Los autores advirtieron que los resultados del estudio sobre la dieta invernal de lobos en Grecia central se basaron en una muestra restringida de excrementos y que cualquier conclusión debería ser considerada como indicativa. Los resultados mostraron que la dieta del lobo durante el invierno estuvo dominada en gran parte por presas animales. El número de especies de presa por excremento varió de uno a tres, con el 47,2% de los excrementos con dos especies. No se encontraron correlaciones entre el peso del excremento o su volumen y el número de especies de presa por excremento.

Los lobos se alimentaron principalmente de ungulados domésticos (frecuencia: 82,3%, ocurrencia: 155,5%, volumen: 74,3%, biomasa: 86,3%). En todos los análisis, el cerdo (Sus domesticus) y la cabra (Capra hircus) fueron las presas dominantes. Sin embargo, cuando se consideró el volumen relativo y la biomasa, el jabalí (Sus scrofa) ocupó el tercer lugar, por encima de las ovejas (Ovis aries) y los corzos (Capreolus capreolus).

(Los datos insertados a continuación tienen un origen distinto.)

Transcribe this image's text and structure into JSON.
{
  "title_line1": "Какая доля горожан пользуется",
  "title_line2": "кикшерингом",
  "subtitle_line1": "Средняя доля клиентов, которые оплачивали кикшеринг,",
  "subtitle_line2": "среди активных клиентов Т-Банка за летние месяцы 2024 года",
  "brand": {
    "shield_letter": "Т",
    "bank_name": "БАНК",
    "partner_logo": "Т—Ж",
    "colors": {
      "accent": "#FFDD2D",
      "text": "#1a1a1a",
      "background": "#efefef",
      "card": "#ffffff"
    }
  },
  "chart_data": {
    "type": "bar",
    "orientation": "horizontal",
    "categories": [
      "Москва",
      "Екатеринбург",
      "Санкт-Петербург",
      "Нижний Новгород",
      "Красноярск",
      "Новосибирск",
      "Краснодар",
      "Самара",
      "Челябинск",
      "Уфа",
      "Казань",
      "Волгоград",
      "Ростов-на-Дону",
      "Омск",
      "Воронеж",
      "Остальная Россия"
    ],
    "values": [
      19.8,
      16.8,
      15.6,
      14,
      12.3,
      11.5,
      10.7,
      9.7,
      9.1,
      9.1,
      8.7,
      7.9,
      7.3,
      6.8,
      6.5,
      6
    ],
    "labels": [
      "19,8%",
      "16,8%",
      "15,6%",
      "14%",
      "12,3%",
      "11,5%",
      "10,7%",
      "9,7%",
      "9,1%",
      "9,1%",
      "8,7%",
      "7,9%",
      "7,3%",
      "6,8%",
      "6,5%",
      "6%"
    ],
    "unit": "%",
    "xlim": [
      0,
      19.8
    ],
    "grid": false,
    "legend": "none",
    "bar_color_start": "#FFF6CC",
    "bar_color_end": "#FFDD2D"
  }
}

Además, los lobos parecieron utilizar un número limitado de fuentes de alimento, tal y como indicaron los bajos valores de diversidad trófica (H ‘) y los índices de amplitud de nicho (B’).

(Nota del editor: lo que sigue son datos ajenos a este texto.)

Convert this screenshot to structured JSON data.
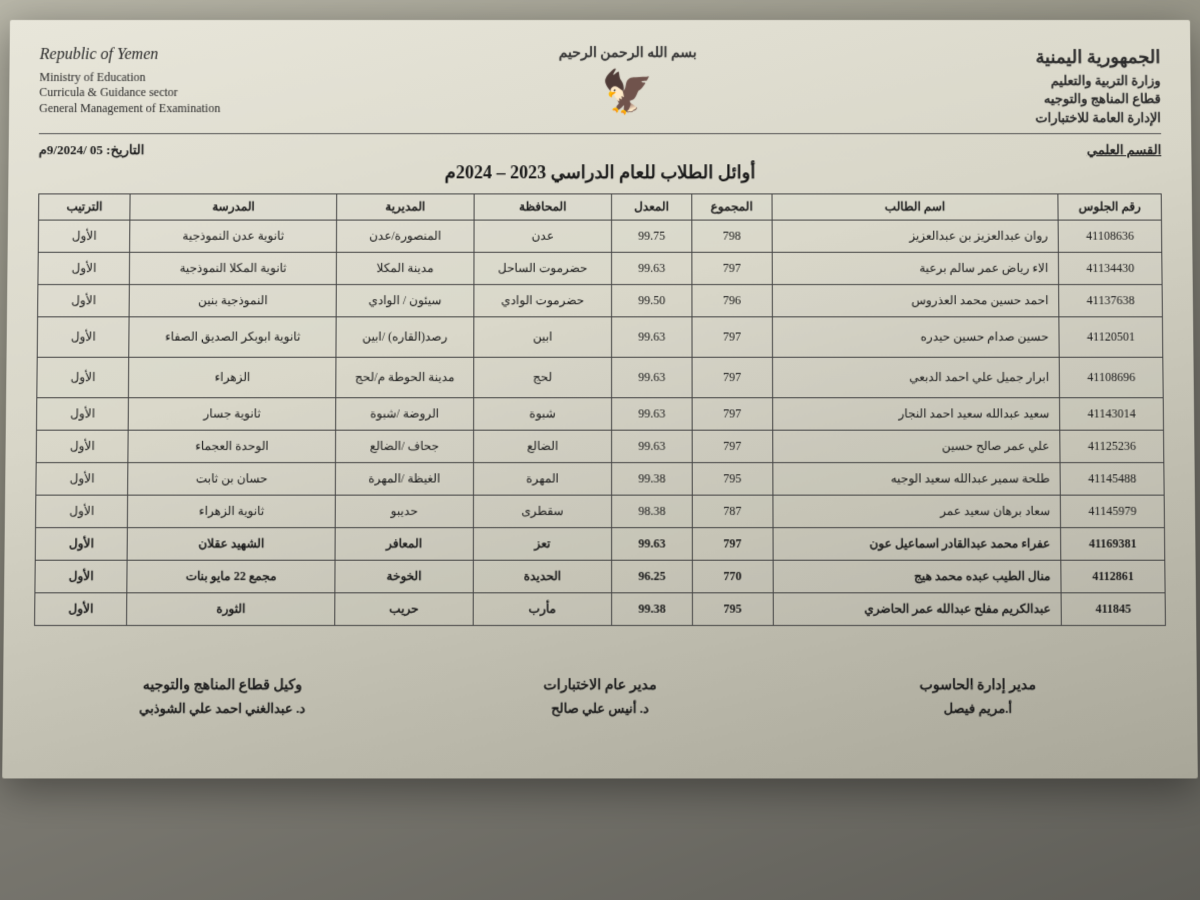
{
  "letterhead": {
    "en": {
      "country": "Republic of Yemen",
      "ministry": "Ministry of Education",
      "sector": "Curricula & Guidance sector",
      "dept": "General Management of Examination"
    },
    "ar": {
      "country": "الجمهورية اليمنية",
      "ministry": "وزارة التربية والتعليم",
      "sector": "قطاع المناهج والتوجيه",
      "dept": "الإدارة العامة للاختبارات"
    },
    "bismillah": "بسم الله الرحمن الرحيم"
  },
  "meta": {
    "date_label": "التاريخ:",
    "date_value": "05 /9/2024م",
    "section_label": "القسم العلمي"
  },
  "title": "أوائل الطلاب للعام الدراسي 2023 – 2024م",
  "columns": {
    "seat": "رقم الجلوس",
    "name": "اسم الطالب",
    "total": "المجموع",
    "avg": "المعدل",
    "gov": "المحافظة",
    "dist": "المديرية",
    "school": "المدرسة",
    "rank": "الترتيب"
  },
  "rows": [
    {
      "seat": "41108636",
      "name": "روان عبدالعزيز بن عبدالعزيز",
      "total": "798",
      "avg": "99.75",
      "gov": "عدن",
      "dist": "المنصورة/عدن",
      "school": "ثانوية عدن النموذجية",
      "rank": "الأول"
    },
    {
      "seat": "41134430",
      "name": "الاء رياض عمر سالم برعية",
      "total": "797",
      "avg": "99.63",
      "gov": "حضرموت الساحل",
      "dist": "مدينة المكلا",
      "school": "ثانوية المكلا النموذجية",
      "rank": "الأول"
    },
    {
      "seat": "41137638",
      "name": "احمد حسين محمد العذروس",
      "total": "796",
      "avg": "99.50",
      "gov": "حضرموت الوادي",
      "dist": "سيئون / الوادي",
      "school": "النموذجية بنين",
      "rank": "الأول"
    },
    {
      "seat": "41120501",
      "name": "حسين صدام حسين حيدره",
      "total": "797",
      "avg": "99.63",
      "gov": "ابين",
      "dist": "رصد(القاره) /ابين",
      "school": "ثانوية ابوبكر الصديق الصفاء",
      "rank": "الأول",
      "tall": true
    },
    {
      "seat": "41108696",
      "name": "ابرار جميل علي احمد الدبعي",
      "total": "797",
      "avg": "99.63",
      "gov": "لحج",
      "dist": "مدينة الحوطة م/لحج",
      "school": "الزهراء",
      "rank": "الأول",
      "tall": true
    },
    {
      "seat": "41143014",
      "name": "سعيد عبدالله سعيد احمد النجار",
      "total": "797",
      "avg": "99.63",
      "gov": "شبوة",
      "dist": "الروضة /شبوة",
      "school": "ثانوية جسار",
      "rank": "الأول"
    },
    {
      "seat": "41125236",
      "name": "علي عمر صالح حسين",
      "total": "797",
      "avg": "99.63",
      "gov": "الضالع",
      "dist": "جحاف /الضالع",
      "school": "الوحدة العجماء",
      "rank": "الأول"
    },
    {
      "seat": "41145488",
      "name": "طلحة سمير عبدالله سعيد الوجيه",
      "total": "795",
      "avg": "99.38",
      "gov": "المهرة",
      "dist": "الغيظة /المهرة",
      "school": "حسان بن ثابت",
      "rank": "الأول"
    },
    {
      "seat": "41145979",
      "name": "سعاد برهان سعيد عمر",
      "total": "787",
      "avg": "98.38",
      "gov": "سقطرى",
      "dist": "حديبو",
      "school": "ثانوية الزهراء",
      "rank": "الأول"
    },
    {
      "seat": "41169381",
      "name": "عفراء محمد عبدالقادر اسماعيل عون",
      "total": "797",
      "avg": "99.63",
      "gov": "تعز",
      "dist": "المعافر",
      "school": "الشهيد عقلان",
      "rank": "الأول",
      "bold": true
    },
    {
      "seat": "4112861",
      "name": "منال الطيب عبده محمد هيج",
      "total": "770",
      "avg": "96.25",
      "gov": "الحديدة",
      "dist": "الخوخة",
      "school": "مجمع 22 مايو بنات",
      "rank": "الأول",
      "bold": true
    },
    {
      "seat": "411845",
      "name": "عبدالكريم مفلح عبدالله عمر الحاضري",
      "total": "795",
      "avg": "99.38",
      "gov": "مأرب",
      "dist": "حريب",
      "school": "الثورة",
      "rank": "الأول",
      "bold": true
    }
  ],
  "signatures": {
    "s1": {
      "title": "مدير إدارة الحاسوب",
      "name": "أ.مريم فيصل"
    },
    "s2": {
      "title": "مدير عام الاختبارات",
      "name": "د. أنيس علي صالح"
    },
    "s3": {
      "title": "وكيل قطاع المناهج والتوجيه",
      "name": "د. عبدالغني احمد علي الشوذبي"
    }
  },
  "colors": {
    "border": "#444444",
    "text": "#1a1a1a",
    "paper_top": "#e8e6da",
    "paper_bottom": "#a8a698"
  }
}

El predominio de los ungulados domésticos en la dieta del lobo en Grecia central pareció apoyar un estudio anterior que se basó en el análisis de estómagos de diferentes períodos y lugares de Grecia (Papageorgiou et al., 1994).

En todos los países mediterráneos, las tasas de depredación de ungulados domésticos dependen principalmente de la abundancia y disponibilidad de presas (Meriggi y Lovari, 1996). Los resultados de este estudio indicaron que los ungulados domésticos, que pastan ya sea sin protección, como los cerdos, o en rebaños altamente dispersos difíciles de proteger eficientemente, como las cabras, podrían componer la presa principal, a pesar de sus números absolutos relativamente pequeños (como ocurrió en el área de estudio). Se han descrito patrones similares de regulación de la selección de presas domésticas en otras partes de Europa, basados en los hábitos de pastoreo de las presas y la presencia o falta de medidas de prevención (Patalano y Lovari, 1993; Vos, 2000; Nowak et al., 2005).

Según los autores, el estudio implicó que los lobos en el centro de Grecia podrían depender en gran medida de presas domésticas y que la elección de presas pareció basarse en la disponibilidad local. La fragmentación de los hábitats boscosos y el declive de las poblaciones de ungulados silvestres parecen propiciar el conflicto lobo-hombres a través del aumento de la depredación del ganado, como en la mayoría de los países mediterráneos (Meriggi y Lovari, 1996; Ciucci y Boitani, 1998).